オダルジョー「私も誰かを愛しても良いのかな?」

BB「当たり前でしょ?あなたも人なんだから」

オダルジョー「そうかぁ、私も人なのか」

ホーリー「オダルジョー」

ホーリーが優しい声でオダルジョーを呼んだ。

ホーリー「私はあなたについていくよ。死に場所を見つけるその時まで」

オダルジョー「うん。じゃあ行こうか、ホーリー」

ホーリー「倒したい相手と、助けたい人を見つけたんだね。ああ、愛おしい、、、、」

オダルジョー「そんなんじゃないよ。暇つぶしさ」

二人は転移魔法で姿を消した。

一部始終を見ていたナミチュが口を開いた。

ナミチュ「どうなることかと思いましたけど、これなら何とかなりそうですわね」

BB「舐められたものね。
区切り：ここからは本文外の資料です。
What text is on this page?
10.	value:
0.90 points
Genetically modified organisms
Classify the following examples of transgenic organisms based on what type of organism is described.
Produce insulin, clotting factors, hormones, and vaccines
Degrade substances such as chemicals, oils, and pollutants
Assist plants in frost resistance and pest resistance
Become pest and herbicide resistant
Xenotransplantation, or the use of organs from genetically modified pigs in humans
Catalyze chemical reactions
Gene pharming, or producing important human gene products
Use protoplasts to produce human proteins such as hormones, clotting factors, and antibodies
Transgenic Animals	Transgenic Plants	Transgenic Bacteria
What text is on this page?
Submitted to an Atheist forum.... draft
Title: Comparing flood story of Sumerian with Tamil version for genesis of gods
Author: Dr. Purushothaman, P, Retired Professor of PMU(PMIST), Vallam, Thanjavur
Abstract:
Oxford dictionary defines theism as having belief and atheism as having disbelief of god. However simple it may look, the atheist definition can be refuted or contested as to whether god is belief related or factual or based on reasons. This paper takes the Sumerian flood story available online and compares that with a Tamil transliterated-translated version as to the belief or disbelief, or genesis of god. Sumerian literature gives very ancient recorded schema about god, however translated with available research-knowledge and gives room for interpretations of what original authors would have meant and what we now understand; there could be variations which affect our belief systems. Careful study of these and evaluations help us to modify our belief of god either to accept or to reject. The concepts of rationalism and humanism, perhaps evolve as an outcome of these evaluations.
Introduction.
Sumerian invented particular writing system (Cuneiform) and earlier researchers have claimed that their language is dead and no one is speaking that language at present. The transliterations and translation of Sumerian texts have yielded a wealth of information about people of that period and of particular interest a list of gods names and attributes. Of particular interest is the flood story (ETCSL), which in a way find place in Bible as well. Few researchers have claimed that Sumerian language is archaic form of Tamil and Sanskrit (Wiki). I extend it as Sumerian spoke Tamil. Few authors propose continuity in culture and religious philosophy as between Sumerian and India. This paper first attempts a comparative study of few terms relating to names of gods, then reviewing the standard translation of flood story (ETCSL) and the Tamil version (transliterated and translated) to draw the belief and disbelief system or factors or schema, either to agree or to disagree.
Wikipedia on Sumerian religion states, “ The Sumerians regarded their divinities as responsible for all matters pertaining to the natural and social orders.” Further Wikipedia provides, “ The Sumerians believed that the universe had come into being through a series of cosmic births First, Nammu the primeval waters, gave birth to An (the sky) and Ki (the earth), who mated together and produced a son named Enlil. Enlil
でもさっきの炎の槍は見事だったわよ、オダルジョーが止めなければ致命傷になっていたことでしょう」

ナミチュ「さて、気を取り直して攻撃を開始させていただきますわ」

マツ「ちょっと待って!」

マツはナミチュを静止した。

マツ「あなたの死に場所は本当にここで良いんですか?私達と戦う必要があるんですか?」

BB「あるわよ、私はあなた達の敵ですから。ちなみに言っておくと、戦力差を見て様子見をしたのだろうけど、オダルジョーとホーリーもここで食い止めるのがあなた方の仕事だったのよ?あの二人がカナメルを殺すかもしれないでしょ?」

マツ「あ、、、確かに」

ナミチュ「いいえ、それは違いますわ。カナメルさんなら命を落とすくらいなら逃げろと言うでしょう。あなた方三人を止めるのは不可能、元四天王が二人追加された時点で私達の正解は逃げることですわ」

BB「なるほどね、だから扉前までの二人分の転移の準備をしていたわけだ」

ナミチュ「な、、、ええ、やはりバレていたようですわね」

ナミチュは恥ずかしそうに目を逸らした。

ナミチュ「でももうその必要はありません。私達はあなたを止めることが出来る。いいえ、訂正致します。私達はあなたを倒すことが出来ますの、そうでしょ?マツ」

何故かマツの表情は晴れない。

マツ「どうしてあなたと戦わなければいけないのか、私には分からない」

ナミチュ「何言ってるの!!敵に隙を見せるなんて愚か者よ」

BB「その通り、この先の波乱の世を生き抜くにはその優しさは邪魔になる」

BBは魔法を発動した。

ナミチュとマツの周りに赤い魔法陣が描かれる。

ナミチュ「いつの間に!?」

ナミチュは先程まで準備していた転移魔法を発動した。

しかし二人分を飛ばす時間はなかった。

大爆発が起こり、気がつくとマツは扉の前でそれを見ていた。

マツ「転移魔法!?ナミチュが私を飛ばした?、、、、ナミチュ!!!!」

マツは状況を理解し、動揺している。

爆発があった場所には黒焦げになっているナミチュが倒れていた。

ナミチュ「逃げるのよ、、マツ!、、、、」

マツ「ナミチュ!、、、ごめん、、、私のせいで」

マツはナミチュの元へと駆け寄った。

ナミチュはもう口を開くことはなかった。